Covid: "Stessa curva altri Paesi, sappiamo cosa ci aspetterebbe senza interventi decisi"

Galli: "Mi auguro che misure Dpcm funzionino". L'esplosione dei contagi? "Colpa dell'estate sciagurata in cui molti hanno ritenuto di poter fare come se l'infezione non esistesse più"

L'infettivologo Massimo Galli (Dire)

L'infettivologo Massimo Galli (Dire)

Milano, 19 ottobre 2010 - E' stato varato ieri il nuovo Dpcm anti-Covid. Un provvedimento che si è reso necessario per cercare di arginare la crescita del contagio in tutto il Paese. Al primo posto per nuovi casi giornalieri la Lombardia, che ieri ha sfiorato i 3mila nuovi positivi, la metà dei quali in provincia di Milano. Proprio sui presìdi milanesi si sta facendo particolarmente forte la pressione dei nuovi ricoverati. Tanto che il dg di Ats Milano Walter Bergamaschi ha lanciato un appello a tutti i cittadini a seguire le regole, per il bene proprio e dell'intera comunità. Ma le misure del Dpcm varato ieri sono sufficienti? "Me lo auguro, voglio tentare di essere ottimista, sottolineando il fatto che se si guarda alle curve dei Paesi vicini si vede chiaramente che, spostando indietro le loro curve, coinciderebbero esattamente con le nostre, con un paio di settimane di intervallo. Ci mettono di fronte a quello che ci si può aspettare nel prossimo futuro, se non che, senza interventi decisi, le nostre curve possano prendere un andamento più veloce. Mi auguro veramente con tutto il cuore di no, ma che ci sia allarme e che vada considerato con estrema attenzione ormai l`abbiano capito quasi tutti" ha commentato Massimo Galli, direttore del reparto malattie infettive dell'ospedale Sacco di Milano. 

"Difficile decremento per prossima settimana"
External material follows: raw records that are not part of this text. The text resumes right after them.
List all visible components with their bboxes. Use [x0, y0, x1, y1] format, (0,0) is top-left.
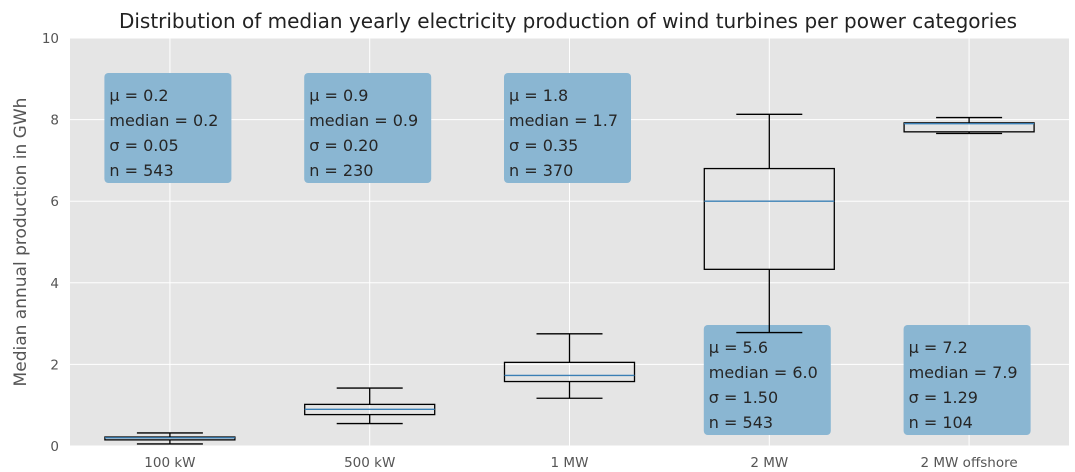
- box-2: [304, 387, 436, 425]
- annotation-box: [104, 73, 232, 183]
- annotation-text: μ = 5.6: [709, 338, 768, 357]
- x-axis-ticks: 100 kW 500 kW 1 MW 2 MW 2 MW offshore: [144, 455, 1017, 471]
- annotation-text: σ = 0.35: [509, 136, 578, 155]
- stats-annotation-4: μ = 5.6 median = 6.0 σ = 1.50 n = 543: [703, 325, 831, 435]
- annotation-text: μ = 0.9: [309, 86, 368, 105]
- annotation-text: n = 104: [909, 413, 973, 432]
- annotation-text: n = 543: [109, 161, 173, 180]
- annotation-text: n = 543: [709, 413, 773, 432]
- stats-annotation-3: μ = 1.8 median = 1.7 σ = 0.35 n = 370: [504, 73, 631, 183]
- y-tick-label: 0: [50, 439, 59, 455]
- annotation-box: [304, 73, 432, 183]
- annotation-box: [903, 325, 1031, 435]
- box-3: [503, 333, 636, 399]
- box-iqr: [503, 361, 636, 383]
- box-iqr: [903, 122, 1035, 133]
- annotation-text: σ = 0.05: [109, 136, 178, 155]
- annotation-text: median = 0.2: [109, 111, 218, 130]
- y-axis-label: Median annual production in GWh: [11, 98, 31, 387]
- x-tick-label: 2 MW: [750, 455, 788, 471]
- annotation-text: σ = 0.20: [309, 136, 378, 155]
- annotation-box: [504, 73, 631, 183]
- stats-annotation-2: μ = 0.9 median = 0.9 σ = 0.20 n = 230: [304, 73, 432, 183]
- annotation-text: median = 0.9: [309, 111, 418, 130]
- annotation-text: n = 230: [309, 161, 373, 180]
- box-1: [104, 432, 236, 445]
- annotation-text: μ = 1.8: [509, 86, 568, 105]
- y-tick-label: 4: [50, 276, 59, 292]
- x-tick-label: 500 kW: [344, 455, 395, 471]
- annotation-text: σ = 1.50: [709, 388, 778, 407]
- annotation-text: median = 7.9: [909, 363, 1018, 382]
- annotation-text: σ = 1.29: [909, 388, 978, 407]
- y-axis-ticks: 0 2 4 6 8 10: [42, 31, 59, 455]
- annotation-text: median = 6.0: [709, 363, 818, 382]
- box-4: [703, 113, 835, 334]
- x-tick-label: 100 kW: [144, 455, 195, 471]
- annotation-text: n = 370: [509, 161, 573, 180]
- y-tick-label: 2: [50, 357, 59, 373]
- y-tick-label: 6: [50, 194, 59, 210]
- annotation-text: median = 1.7: [509, 111, 618, 130]
- box-5: [903, 116, 1035, 135]
- annotation-text: μ = 7.2: [909, 338, 968, 357]
- x-tick-label: 1 MW: [551, 455, 589, 471]
- stats-annotation-1: μ = 0.2 median = 0.2 σ = 0.05 n = 543: [104, 73, 232, 183]
- y-tick-label: 10: [42, 31, 59, 47]
- box-layer: [104, 113, 1035, 445]
- annotation-box: [703, 325, 831, 435]
- box-iqr: [703, 167, 835, 270]
- y-tick-label: 8: [50, 113, 59, 129]
- annotation-text: μ = 0.2: [109, 86, 168, 105]
- stats-annotation-5: μ = 7.2 median = 7.9 σ = 1.29 n = 104: [903, 325, 1031, 435]
- x-tick-label: 2 MW offshore: [921, 455, 1018, 471]
- chart-title: Distribution of median yearly electricit…: [119, 9, 1017, 33]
Galli ha spiegato di non credere che l'Italia possa arrivare a 30mila casi nel giro di qualche giorno, "però questa settimana sarà difficile vedere un decremento di casi, perché quello che stiamo per vedere è già accaduto dal punto di vista dell`infezione. Sono gli interventi che partono da oggi che ci si augura aiutino ad invertire la tendenza in maniera abbastanza decisiva. Il messaggio è che ci dobbiamo mettere tutti quanti a fare il possibile perché questa cosa avvenga e impegnarci a stare più in casa, avendo meno contatti o limitandoli a quelli strettamente necessari".  

Urgenza posti per la quarantena

La nuova ondata di casi per Galli deve implicare una più razionale organizzazione della gestione dei pazienti, per aiutare gli ospedali a reggere la crescente pressione. "C'è l'assoluta necessità di reperire molto presto ambiti dove poter tenere in quarantena le persone che non possono stare in quarantena a casa. Persone positive che non possono stare a casa ad infettare gli altri in appartamenti piccoli". "Servono anche luoghi - ha aggiunto - dove mettere le persone nel momento negativo dei primi giorni di infezione nel caso in cui non ci sia necessità di ricovero in ospedale, perche' questi saranno rapidamente in sofferenza o lo sono già. Gli ospedali non possono tornare nella situazione di non poter garantire l'assistenza a pieno regime alle altre patologie, che non vanno in sciopero durante le epidemie".

Esplosione contagi? "Colpa dell'estate sciagurata"

Sulle motivazioni che hanno portato a questa improvvisa esplosione dei contagi, dopo i mesi di giugno e luglio segnati da un numero esiguo di casi e un progressivo allentamento della stretta sugli ospedali, Galli ha pochi dubbi: "E' stata l'estate sciagurata in cui molti hanno ritenuto di poter fare come se l'infezione non esistesse più. Le scuole sono state un modesto amplificatore successivo, ma nella globalità della ripresa di tutte le attività".

Differenze con la prima ondata

Rispetto alla precedente ondata però, "Stavolta sappiamo di avere il nemico in casa. A questo punto - ha aggiunto - se non c'è qualche freno dato da qualcuno, non so per quali interessi, dovremmo essere in condizione di gestire meglio la situazione. Però attenzione: nessun sistema sanitario al mondo regge un tracciamento dei contatti quando le infezioni diventano qualche migliaio al giorno. Non ci si riesce e bisogna fare altre cose: una sono i tamponi diffusi, cosa non facilissima da fare ma che va fatta e che sarebbe stata da fare anche molto prima".